É uma satisfação poder fazer parte da história do Correio Popular de Campinas, instituição praticamente centenária de nossa cidade que sempre teve papel importante no desenvolvimento da região. O destaque da cidade no cenário nacional e internacional também pode ser creditado à atuação de seus jornais locais, que colaboraram decisivamente para essa evolução.
Fiquei honrado com o convite e escolhi inaugurar este espaço com uma crônica sobre um brasileiro nacionalista, comprometido com o progresso social e econômico do país: Renato Archer.

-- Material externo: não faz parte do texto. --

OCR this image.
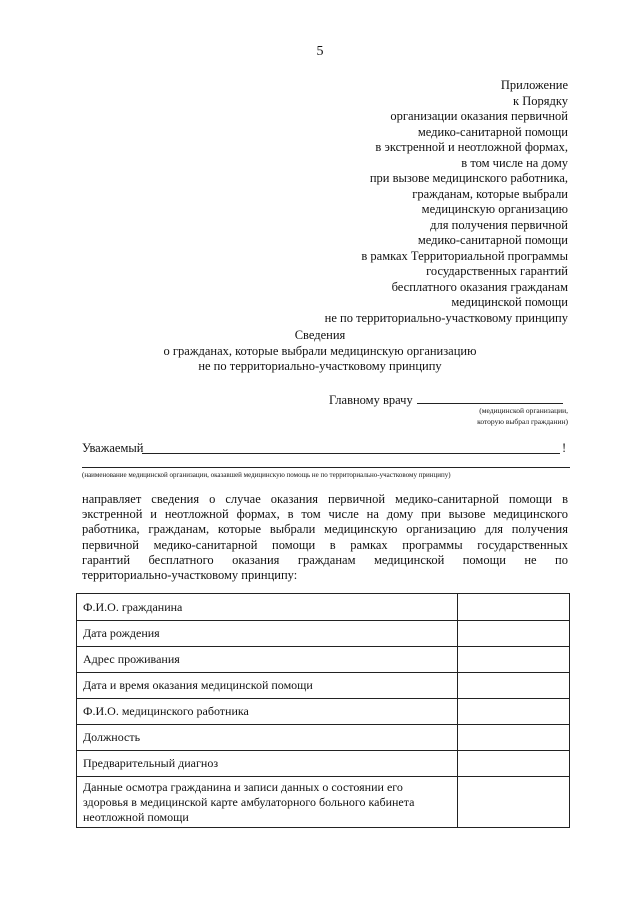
5
Приложение
к Порядку
организации оказания первичной
медико-санитарной помощи
в экстренной и неотложной формах,
в том числе на дому
при вызове медицинского работника,
гражданам, которые выбрали
медицинскую организацию
для получения первичной
медико-санитарной помощи
в рамках Территориальной программы
государственных гарантий
бесплатного оказания гражданам
медицинской помощи
не по территориально-участковому принципу
Сведения
о гражданах, которые выбрали медицинскую организацию
не по территориально-участковому принципу
Главному врачу
(медицинской организации,
которую выбрал гражданин)
Уважаемый	!
(наименование медицинской организации, оказавшей медицинскую помощь не по территориально-участковому принципу)
направляет сведения о случае оказания первичной медико-санитарной помощи в
экстренной и неотложной формах, в том числе на дому при вызове медицинского
работника, гражданам, которые выбрали медицинскую организацию для получения
первичной медико-санитарной помощи в рамках программы государственных
гарантий бесплатного оказания гражданам медицинской помощи не по
территориально-участковому принципу:
Ф.И.О. гражданина	
Дата рождения	
Адрес проживания	
Дата и время оказания медицинской помощи	
Ф.И.О. медицинского работника	
Должность	
Предварительный диагноз	
Данные осмотра гражданина и записи данных о состоянии его здоровья в медицинской карте амбулаторного больного кабинета неотложной помощи	
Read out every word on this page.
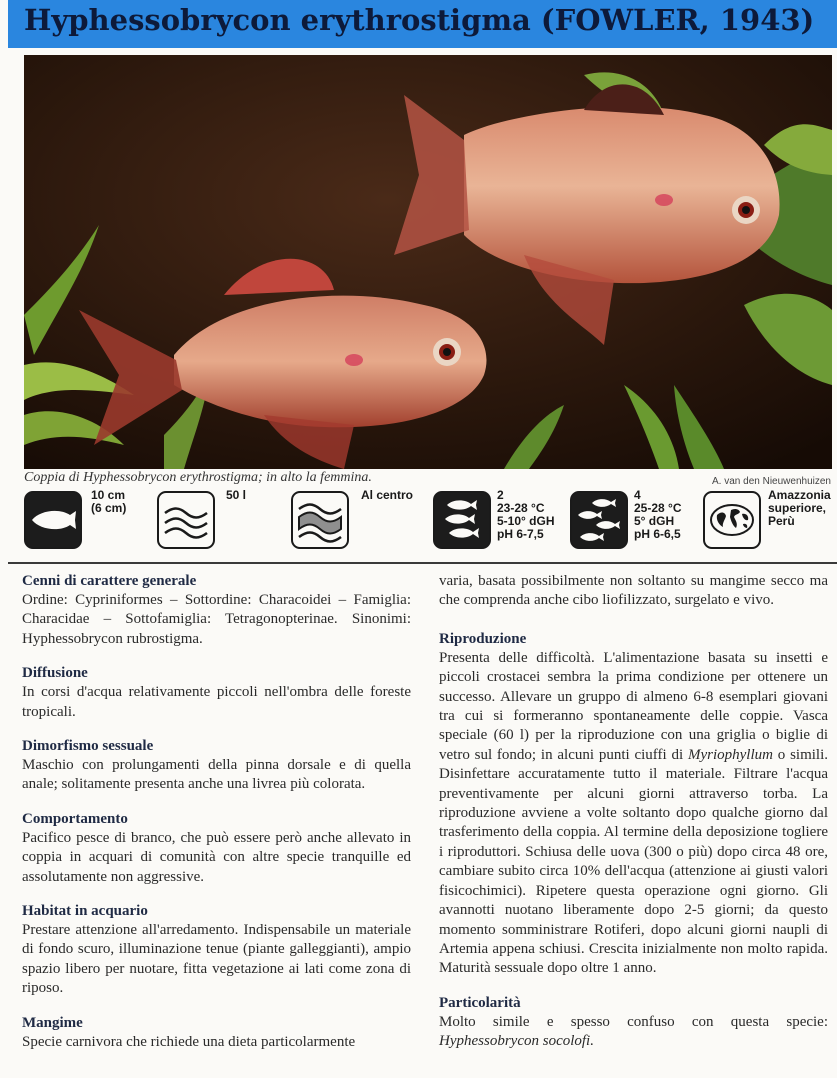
Hyphessobrycon erythrostigma (FOWLER, 1943)
Coppia di Hyphessobrycon erythrostigma; in alto la femmina.	A. van den Nieuwenhuizen
10 cm
(6 cm)
50 l	Al centro	2
23-28 °C
5-10° dGH
pH 6-7,5
4
25-28 °C
5° dGH
pH 6-6,5
Amazzonia
superiore,
Perù
Cenni di carattere generale

Ordine: Cypriniformes – Sottordine: Characoidei – Famiglia: Characidae – Sottofamiglia: Tetragonopterinae. Sinonimi: Hyphessobrycon rubrostigma.

Diffusione

In corsi d'acqua relativamente piccoli nell'ombra delle foreste tropicali.

Dimorfismo sessuale

Maschio con prolungamenti della pinna dorsale e di quella anale; solitamente presenta anche una livrea più colorata.

Comportamento

Pacifico pesce di branco, che può essere però anche allevato in coppia in acquari di comunità con altre specie tranquille ed assolutamente non aggressive.

Habitat in acquario

Prestare attenzione all'arredamento. Indispensabile un materiale di fondo scuro, illuminazione tenue (piante galleggianti), ampio spazio libero per nuotare, fitta vegetazione ai lati come zona di riposo.

Mangime

Specie carnivora che richiede una dieta particolarmente

varia, basata possibilmente non soltanto su mangime secco ma che comprenda anche cibo liofilizzato, surgelato e vivo.

Riproduzione

Presenta delle difficoltà. L'alimentazione basata su insetti e piccoli crostacei sembra la prima condizione per ottenere un successo. Allevare un gruppo di almeno 6-8 esemplari giovani tra cui si formeranno spontaneamente delle coppie. Vasca speciale (60 l) per la riproduzione con una griglia o biglie di vetro sul fondo; in alcuni punti ciuffi di Myriophyllum o simili. Disinfettare accuratamente tutto il materiale. Filtrare l'acqua preventivamente per alcuni giorni attraverso torba. La riproduzione avviene a volte soltanto dopo qualche giorno dal trasferimento della coppia. Al termine della deposizione togliere i riproduttori. Schiusa delle uova (300 o più) dopo circa 48 ore, cambiare subito circa 10% dell'acqua (attenzione ai giusti valori fisicochimici). Ripetere questa operazione ogni giorno. Gli avannotti nuotano liberamente dopo 2-5 giorni; da questo momento somministrare Rotiferi, dopo alcuni giorni naupli di Artemia appena schiusi. Crescita inizialmente non molto rapida. Maturità sessuale dopo oltre 1 anno.

Particolarità

Molto simile e spesso confuso con questa specie: Hyphessobrycon socolofi.
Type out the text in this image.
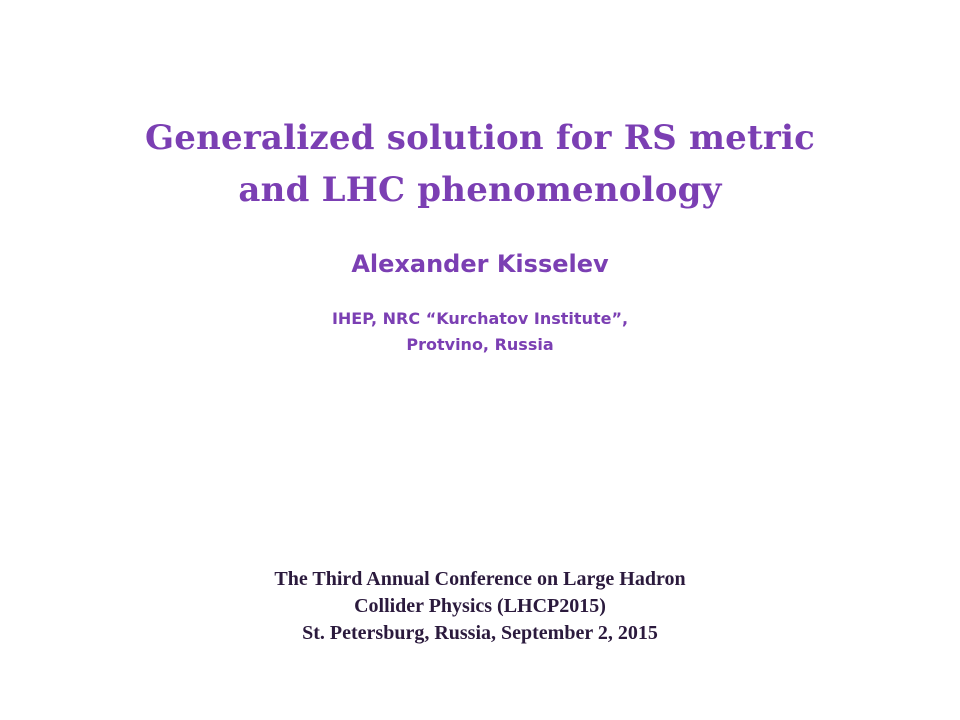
Generalized solution for RS metric
and LHC phenomenology
Alexander Kisselev
IHEP, NRC “Kurchatov Institute”,
Protvino, Russia
The Third Annual Conference on Large Hadron
Collider Physics (LHCP2015)
St. Petersburg, Russia, September 2, 2015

Confesso que, além de honrado, também fiquei um pouco preocupado em escolher Archer como sendo o tema inaugural da coluna. Afinal, é muita responsabilidade falar sobre um dos brasileiros que mais contribuíram para a consolidação da nossa ciência e tecnologia.
Eu era apenas um adolescente no período de atuação mais intensa de Renato Archer, quando ele protagonizou a criação do Ministério de Ciência e Tecnologia (MCT). Há outros contemporâneos de Archer que têm mais credenciais para essa tarefa, porque foram testemunhas ou vivenciaram diretamente aquele importante período da década 80.
Inicialmente pensei que estava cometendo uma ousadia imperdoável, mas me acalmei ao refletir que, sendo de uma geração bem posterior, minha homenagem ajudaria a demonstrar que o legado de Archer atravessou os tempos.
Um pouco do registrado aqui são histórias que me foram contadas pela própria filha de Archer, Alexandra.
Aproveitei também informações que levantei para um prefácio de uma reedição de um dos livros de Archer.
Pensando bem, até não fui dos observadores mais distantes! Na minha adolescência, por conta da militância de meus pais na área de ciência e tecnologia, me envolvi com a campanha de defesa do MCT quando, na década de 90, foi ameaçado pela ideia bizarra de extinção.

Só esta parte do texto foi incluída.